Government inspectors say a police force still has inconsistent supervision of cases involving children.

A National Child Protection Inspection of Lincolnshire Police highlighted the failings in its third report on child care and safety in three years.

Progress in some areas had been slowed by coronavirus, the report said.

The force said it had robust plans in place to deliver the best service for keeping children safe.

The report from Her Majesty's Inspectorate of Constabulary and Fire and Rescue Services, said the force's control room was good at identifying risks in cases involving vulnerable children and recording and sharing information when youngsters go missing.

But there were "too many examples" where records were not created when children had been missing for just a short time, the inspectors found.

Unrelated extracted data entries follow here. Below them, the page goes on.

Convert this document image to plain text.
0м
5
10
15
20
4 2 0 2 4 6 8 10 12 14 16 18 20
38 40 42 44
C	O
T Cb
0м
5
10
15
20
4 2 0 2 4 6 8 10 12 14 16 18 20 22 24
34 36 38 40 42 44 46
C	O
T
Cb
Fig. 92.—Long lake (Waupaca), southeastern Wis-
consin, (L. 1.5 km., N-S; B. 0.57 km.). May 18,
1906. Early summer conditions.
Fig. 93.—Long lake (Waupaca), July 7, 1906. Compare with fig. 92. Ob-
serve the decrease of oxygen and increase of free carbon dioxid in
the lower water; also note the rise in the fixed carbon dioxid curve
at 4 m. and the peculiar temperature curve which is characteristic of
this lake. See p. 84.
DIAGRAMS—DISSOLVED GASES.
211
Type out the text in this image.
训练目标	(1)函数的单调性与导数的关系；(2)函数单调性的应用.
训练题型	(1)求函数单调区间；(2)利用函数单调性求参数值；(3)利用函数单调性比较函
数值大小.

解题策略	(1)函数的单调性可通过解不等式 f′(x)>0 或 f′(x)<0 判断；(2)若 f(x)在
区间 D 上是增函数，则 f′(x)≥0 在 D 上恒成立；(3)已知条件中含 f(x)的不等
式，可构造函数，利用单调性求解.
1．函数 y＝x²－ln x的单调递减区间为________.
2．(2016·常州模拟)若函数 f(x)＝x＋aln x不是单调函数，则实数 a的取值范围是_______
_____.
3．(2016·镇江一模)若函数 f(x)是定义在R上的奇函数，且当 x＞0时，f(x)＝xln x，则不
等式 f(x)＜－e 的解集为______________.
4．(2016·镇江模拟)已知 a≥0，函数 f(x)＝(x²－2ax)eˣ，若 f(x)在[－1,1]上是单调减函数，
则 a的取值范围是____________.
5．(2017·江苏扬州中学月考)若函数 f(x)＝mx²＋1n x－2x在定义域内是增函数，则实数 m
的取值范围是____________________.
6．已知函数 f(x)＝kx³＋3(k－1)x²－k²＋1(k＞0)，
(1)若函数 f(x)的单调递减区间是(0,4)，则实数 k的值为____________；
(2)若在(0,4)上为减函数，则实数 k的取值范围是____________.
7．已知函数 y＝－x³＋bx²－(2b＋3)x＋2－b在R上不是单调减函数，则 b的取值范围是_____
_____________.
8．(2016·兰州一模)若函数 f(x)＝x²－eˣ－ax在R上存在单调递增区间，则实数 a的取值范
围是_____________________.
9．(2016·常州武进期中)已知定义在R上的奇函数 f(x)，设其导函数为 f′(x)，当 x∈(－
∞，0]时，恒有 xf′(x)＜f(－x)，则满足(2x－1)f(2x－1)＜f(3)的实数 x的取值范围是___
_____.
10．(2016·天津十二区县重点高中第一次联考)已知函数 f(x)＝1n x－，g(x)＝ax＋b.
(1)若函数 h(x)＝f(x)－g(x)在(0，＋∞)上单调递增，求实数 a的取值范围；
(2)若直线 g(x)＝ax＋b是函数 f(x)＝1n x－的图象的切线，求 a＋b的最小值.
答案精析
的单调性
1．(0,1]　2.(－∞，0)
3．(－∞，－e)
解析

There had been "some improvements in the standards of investigations" although the supervision of some cases was inconsistent.

The report said: "Some supervisors allocated investigations to their staff without clear guidance or instruction."

Additional training for investigation supervisors had been suspended because of the pandemic, but the force had plans to restart training before March.

The report's authors also found that body-worn video is not used often enough by officers, especially in domestic abuse cases.

Police officers were still not gathering and recording children's views enough, affecting around one third of all incidents involving children exposed to domestic abuse

HM Inspector of Constabulary Zoë Billingham said: "I am pleased to see that many of our previous concerns have been addressed.

"But there is still more work to do in order to provide better outcomes for vulnerable children in Lincolnshire - from ensuring body-worn video is used where it could help children, to actually gathering and recording the views of the children themselves.

"The pace of progress has been impeded partly, but not exclusively, by the impact of the pandemic.

Det Supt Martyn Parker said: "We recognise the areas which need to be further developed, and have robust plans in place to deliver the best service in keeping children safe across Lincolnshire."